In the following pages, EE Times thumbnails a few VSI discoveries, what we overheard at the event, and brief interviews with a few of the movers and shakers in the autonomy world.
Renovo works on APIs
The presence of Damien Scott, chief commercial officer at Renovo, was a clue that some of Silicon Valley’s best and brightest are tuned into self-driving cars not just for developing in-vehicle software, but to develop the underlying software abstraction layers necessary to connecting a variety of AVs within big data infrastructure. Renovo calls its objective an “automated mobility on demand system.”
Although details of its activities remain sketchy, Scott explained, “We’re developing abstraction layers so that automated vehicles can effectively connect with communication infrastructure” for data analytics. Verizon Venture, for example, one of the big investors of Renovo which raised $10 million in May.

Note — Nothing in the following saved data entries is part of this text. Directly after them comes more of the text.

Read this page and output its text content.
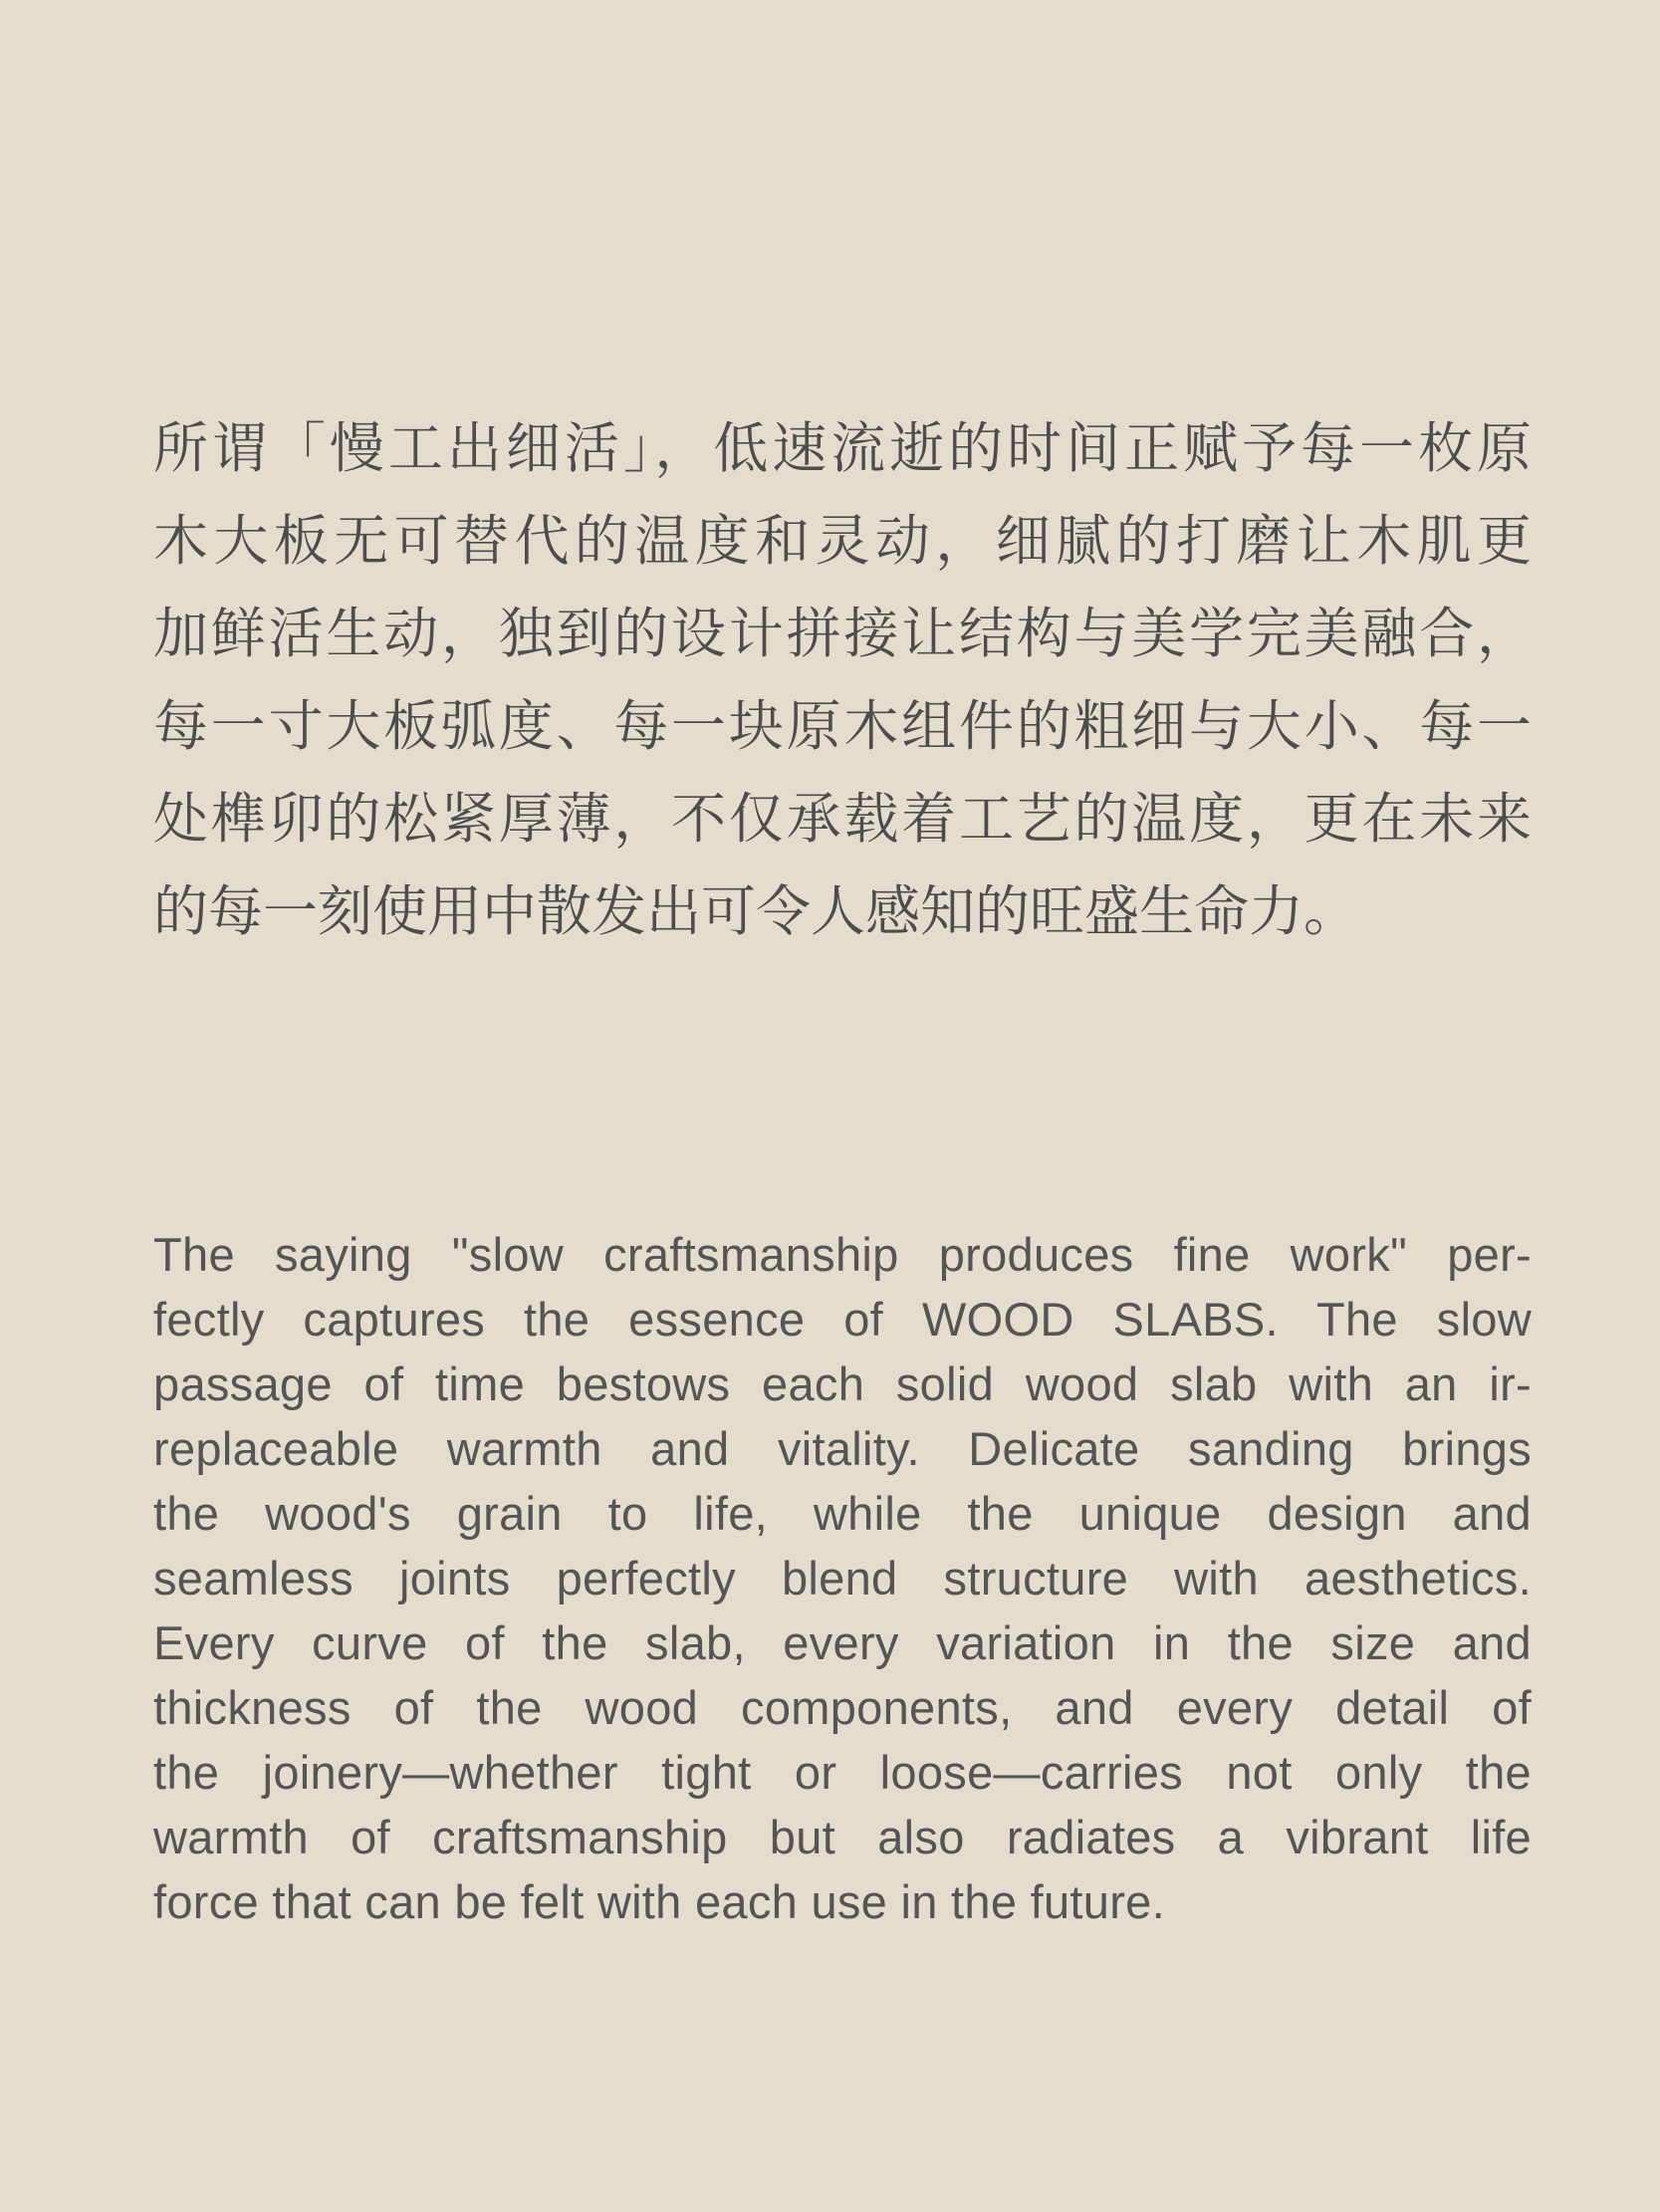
所谓「慢工出细活」，低速流逝的时间正赋予每一枚原
木大板无可替代的温度和灵动，细腻的打磨让木肌更
加鲜活生动，独到的设计拼接让结构与美学完美融合，
每一寸大板弧度、每一块原木组件的粗细与大小、每一
处榫卯的松紧厚薄，不仅承载着工艺的温度，更在未来
的每一刻使用中散发出可令人感知的旺盛生命力。
The saying "slow craftsmanship produces fine work" per-
fectly captures the essence of WOOD SLABS. The slow
passage of time bestows each solid wood slab with an ir-
replaceable warmth and vitality. Delicate sanding brings
the wood's grain to life, while the unique design and
seamless joints perfectly blend structure with aesthetics.
Every curve of the slab, every variation in the size and
thickness of the wood components, and every detail of
the joinery—whether tight or loose—carries not only the
warmth of craftsmanship but also radiates a vibrant life
force that can be felt with each use in the future.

Asked if Renovo is indeed developing an operating system for autonomous cars, Scott demurred. “The word OS comes with so much baggage,” he told us. However, Scott acknowledged that the abstraction layers Renovo is developing for AVs are “somewhat similar to what Android is to smartphones today.” He added, “Our software makes API calls to the underlying operating system, such as Linux, for example, that might be used by autonomous vehicles.”
Renovo, founded in 2010 by Christopher Heiser, CEO, and Jason Stinson, CTO, is indeed a pure product of Silicon Valley engineering talent. Heiser cut his teeth at LightSurf, contributing to early camera phone designs. Stinton was a principal engineer at Intel, where he helped develop Pentium chips (and fixed its bugs).
Renovo hopes to bring its automated mobility-on-demand systems to scale, with a goal to deploy its technology across vehicles, fleets and the cloud.